Era Natal na década de 60. Cinco filhos, frutos da união entre Maria de Jesus e João. Cinco não, tinha a pequena Jussara que deixou tão cedo a família. Minha avó contava que ela tinha lindos cabelos loiros como os do meu avô. Uma linda mistura já que a vovó era cabocla (negra) e o vovô, um polonês dos olhos bem azuis.
A família era perfeita! Filhos bem cuidados, casa, carro, piqueniques aos domingos. Vovô trabalhava no serviço público, amava política. A vovó, cuidava da casa e engomava golas e toalhinhas de crochê como ninguém. Eram as roupas mais brancas que já vi e tão caprichosamente passada. Também, ela era uma das primeiras de uma prole de 26. Saiu de casa aos 8 anos para trabalhar em casa de família. Aprendeu a fazer de tudo, tomava conta de uma casa sem ter tempo para lamentar. Ah, ela trabalhou muito para o nosso Sistema.
Com as decepções políticas e do trabalho, o fracasso chegou na casa deles. Era o grito que ecoava do sofrimento de tantos homens ainda não reconciliados com seus pais e a ausência da mãe. Minha trisavó abandonou no porto na chegada ao Brasil, o marido com os dois filhos homens, levando apenas a menina mais nova. Nunca mais se viram. E o nosso trisavô, caiu no alcoolismo, os filhos também e anos mais tarde, também um dos netos. Vovô mudou da água para o vinho.
Voltando àquele Natal, Maria tinha viajado com os filhos para visitar o pai e quando retornou, não havia mais nada dentro de casa. Apenas meu avô, jogado e embriagado num canto. Tudo havia sumido, até mesmo as roupas das crianças... tudo mesmo. Não tinham nem onde dormir, com o que se cobrir, o que comer. A vovó olhava em volta e reconhecia suas coisas nas casas vizinhas, mas ninguém teve a bondade de devolver. Era Natal e a nossa guerreira reuniu a todos, inclusive o vovô e foi para a casa de uma família que deu hospedagem no paiol. Estava ali formada a manjedoura para o nascimento do menino Jesus. Os pelegos dos cavalos serviram de coberta para os irmãos e a família trouxe presentes e pratos de comida quentinha. A salvação estava ali, bem diante dos olhos daquela mulher tão forte. E ela disse aos seus filhos: "Unidos, até mesmo embaixo da ponte." Era a sua maneira de decretar que dariam a volta por cima. Uma ponte ao futuro que a vovó criou, mesmo sem conhecer PNL. Ali, ela sonhou como faria para começar tudo novamente. E assim o fez!

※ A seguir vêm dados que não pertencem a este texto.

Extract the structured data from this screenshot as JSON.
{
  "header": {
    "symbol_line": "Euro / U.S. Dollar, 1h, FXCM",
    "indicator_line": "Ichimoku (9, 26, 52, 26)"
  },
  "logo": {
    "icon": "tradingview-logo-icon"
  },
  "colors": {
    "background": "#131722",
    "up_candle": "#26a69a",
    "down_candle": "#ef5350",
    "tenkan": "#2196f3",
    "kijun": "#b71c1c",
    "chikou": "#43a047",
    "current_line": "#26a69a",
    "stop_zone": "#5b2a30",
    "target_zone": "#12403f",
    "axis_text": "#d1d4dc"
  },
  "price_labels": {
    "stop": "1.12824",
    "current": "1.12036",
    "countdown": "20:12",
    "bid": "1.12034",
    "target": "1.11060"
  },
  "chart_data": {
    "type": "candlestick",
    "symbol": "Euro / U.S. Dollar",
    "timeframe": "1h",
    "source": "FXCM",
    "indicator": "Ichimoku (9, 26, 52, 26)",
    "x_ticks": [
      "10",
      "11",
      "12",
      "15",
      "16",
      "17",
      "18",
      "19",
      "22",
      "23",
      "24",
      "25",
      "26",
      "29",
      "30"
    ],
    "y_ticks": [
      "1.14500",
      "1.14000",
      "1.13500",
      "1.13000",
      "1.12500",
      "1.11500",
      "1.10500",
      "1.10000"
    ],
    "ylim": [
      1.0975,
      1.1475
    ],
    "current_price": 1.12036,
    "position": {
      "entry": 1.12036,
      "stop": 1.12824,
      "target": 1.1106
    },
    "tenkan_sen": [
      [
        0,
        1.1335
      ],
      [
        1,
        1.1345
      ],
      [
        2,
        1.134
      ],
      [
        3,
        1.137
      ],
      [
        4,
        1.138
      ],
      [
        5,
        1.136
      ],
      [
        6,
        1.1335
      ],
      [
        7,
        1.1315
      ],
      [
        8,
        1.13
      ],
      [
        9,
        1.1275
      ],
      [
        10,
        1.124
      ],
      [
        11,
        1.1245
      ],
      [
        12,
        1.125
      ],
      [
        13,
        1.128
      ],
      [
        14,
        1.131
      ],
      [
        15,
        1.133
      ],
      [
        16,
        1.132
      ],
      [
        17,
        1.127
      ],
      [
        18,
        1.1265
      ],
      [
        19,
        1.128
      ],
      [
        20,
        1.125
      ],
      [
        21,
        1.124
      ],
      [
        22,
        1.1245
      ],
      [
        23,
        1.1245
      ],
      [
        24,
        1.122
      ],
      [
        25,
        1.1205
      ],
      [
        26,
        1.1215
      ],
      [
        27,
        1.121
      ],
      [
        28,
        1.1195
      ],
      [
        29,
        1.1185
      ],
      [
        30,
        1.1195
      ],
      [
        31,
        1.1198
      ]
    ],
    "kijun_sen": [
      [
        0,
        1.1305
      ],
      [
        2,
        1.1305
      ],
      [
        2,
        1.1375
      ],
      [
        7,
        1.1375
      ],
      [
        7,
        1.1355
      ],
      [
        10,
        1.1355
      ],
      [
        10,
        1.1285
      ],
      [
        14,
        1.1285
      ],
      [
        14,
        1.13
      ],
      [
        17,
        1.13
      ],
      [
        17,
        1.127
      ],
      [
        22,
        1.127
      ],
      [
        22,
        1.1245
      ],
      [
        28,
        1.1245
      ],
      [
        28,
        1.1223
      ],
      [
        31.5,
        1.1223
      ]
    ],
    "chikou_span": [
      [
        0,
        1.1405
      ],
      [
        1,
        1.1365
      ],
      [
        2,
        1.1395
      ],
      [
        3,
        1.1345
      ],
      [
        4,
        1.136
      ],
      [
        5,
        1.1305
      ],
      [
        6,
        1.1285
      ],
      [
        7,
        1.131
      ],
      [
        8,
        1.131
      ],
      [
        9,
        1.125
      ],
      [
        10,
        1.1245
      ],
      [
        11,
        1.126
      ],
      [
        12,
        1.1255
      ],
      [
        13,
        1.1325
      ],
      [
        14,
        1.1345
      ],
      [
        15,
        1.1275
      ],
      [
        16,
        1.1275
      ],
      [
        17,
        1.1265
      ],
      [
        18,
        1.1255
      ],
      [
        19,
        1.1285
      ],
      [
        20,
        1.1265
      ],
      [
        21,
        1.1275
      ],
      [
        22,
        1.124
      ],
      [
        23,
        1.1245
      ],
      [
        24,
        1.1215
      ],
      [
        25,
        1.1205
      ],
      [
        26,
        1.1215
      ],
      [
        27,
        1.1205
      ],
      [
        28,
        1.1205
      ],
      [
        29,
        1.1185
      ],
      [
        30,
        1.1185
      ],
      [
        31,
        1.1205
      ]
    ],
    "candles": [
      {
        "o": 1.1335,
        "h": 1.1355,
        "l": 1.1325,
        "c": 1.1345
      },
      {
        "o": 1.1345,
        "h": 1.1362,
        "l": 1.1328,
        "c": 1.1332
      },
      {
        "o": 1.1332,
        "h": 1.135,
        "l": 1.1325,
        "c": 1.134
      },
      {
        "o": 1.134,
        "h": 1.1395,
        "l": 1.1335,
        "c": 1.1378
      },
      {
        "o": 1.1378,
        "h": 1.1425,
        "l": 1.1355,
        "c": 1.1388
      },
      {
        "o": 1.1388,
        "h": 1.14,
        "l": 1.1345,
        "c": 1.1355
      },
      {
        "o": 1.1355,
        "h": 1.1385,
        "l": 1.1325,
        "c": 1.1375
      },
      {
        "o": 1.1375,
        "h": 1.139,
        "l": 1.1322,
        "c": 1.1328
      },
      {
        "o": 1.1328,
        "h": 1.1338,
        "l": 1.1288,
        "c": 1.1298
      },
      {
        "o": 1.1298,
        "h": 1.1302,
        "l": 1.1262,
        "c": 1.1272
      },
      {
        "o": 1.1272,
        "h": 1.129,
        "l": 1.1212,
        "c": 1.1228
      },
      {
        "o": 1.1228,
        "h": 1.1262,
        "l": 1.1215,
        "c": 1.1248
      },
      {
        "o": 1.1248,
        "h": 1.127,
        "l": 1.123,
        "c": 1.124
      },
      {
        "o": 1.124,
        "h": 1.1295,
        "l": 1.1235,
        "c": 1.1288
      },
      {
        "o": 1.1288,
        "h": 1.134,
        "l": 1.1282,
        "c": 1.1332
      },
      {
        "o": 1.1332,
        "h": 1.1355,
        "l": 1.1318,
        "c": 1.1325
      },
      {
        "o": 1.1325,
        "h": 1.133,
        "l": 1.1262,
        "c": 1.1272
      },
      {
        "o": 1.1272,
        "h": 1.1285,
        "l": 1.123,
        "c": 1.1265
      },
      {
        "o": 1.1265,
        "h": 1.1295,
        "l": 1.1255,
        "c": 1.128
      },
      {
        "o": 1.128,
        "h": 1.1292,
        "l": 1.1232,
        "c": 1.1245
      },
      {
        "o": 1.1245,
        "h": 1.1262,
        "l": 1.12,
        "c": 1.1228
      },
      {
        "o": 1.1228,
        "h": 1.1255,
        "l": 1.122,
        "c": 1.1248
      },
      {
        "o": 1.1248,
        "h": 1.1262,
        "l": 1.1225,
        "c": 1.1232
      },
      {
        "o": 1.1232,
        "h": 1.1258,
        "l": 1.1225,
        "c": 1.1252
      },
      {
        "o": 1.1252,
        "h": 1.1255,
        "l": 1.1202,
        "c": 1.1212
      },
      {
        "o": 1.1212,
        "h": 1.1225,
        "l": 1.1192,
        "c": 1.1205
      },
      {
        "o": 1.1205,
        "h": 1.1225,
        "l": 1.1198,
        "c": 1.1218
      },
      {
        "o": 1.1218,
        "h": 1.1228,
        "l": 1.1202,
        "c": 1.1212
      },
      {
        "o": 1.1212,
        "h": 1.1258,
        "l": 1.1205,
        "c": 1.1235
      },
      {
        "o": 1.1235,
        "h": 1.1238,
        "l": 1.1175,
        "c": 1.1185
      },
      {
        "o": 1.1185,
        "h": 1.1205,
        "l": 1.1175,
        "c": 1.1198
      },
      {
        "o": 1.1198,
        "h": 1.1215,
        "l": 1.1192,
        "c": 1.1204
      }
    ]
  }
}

Não precisaram ir para debaixo da ponte, pois minha avó recomeçou fazendo o que sabia de melhor: cuidar de uma casa. Foi cozinheira de mão cheia, ela e o meu avô. Até que encontrou patrões tão bons, onde com a ajuda deles, criou e casou todos os filhos com direito à festa no melhor clube da cidade. Minha mãe ganhou uma festa linda de casamento! Guardo as fotos com muito carinho.
E o meu avô estava lá! Ela poderia tê-lo deixado, mas soube compreender a ele de uma forma sistêmica, e nunca colocou os filhos contra o pai. Meu avô era muito amado! Tinha sorte e a melhor esposa do mundo.
Vovó programou, com as possibilidades que tinha, o êxito da sua família. Trago comigo os seus sonhos, muitos deles, já realizados. E tantos outros, que ainda estão por se concretizar.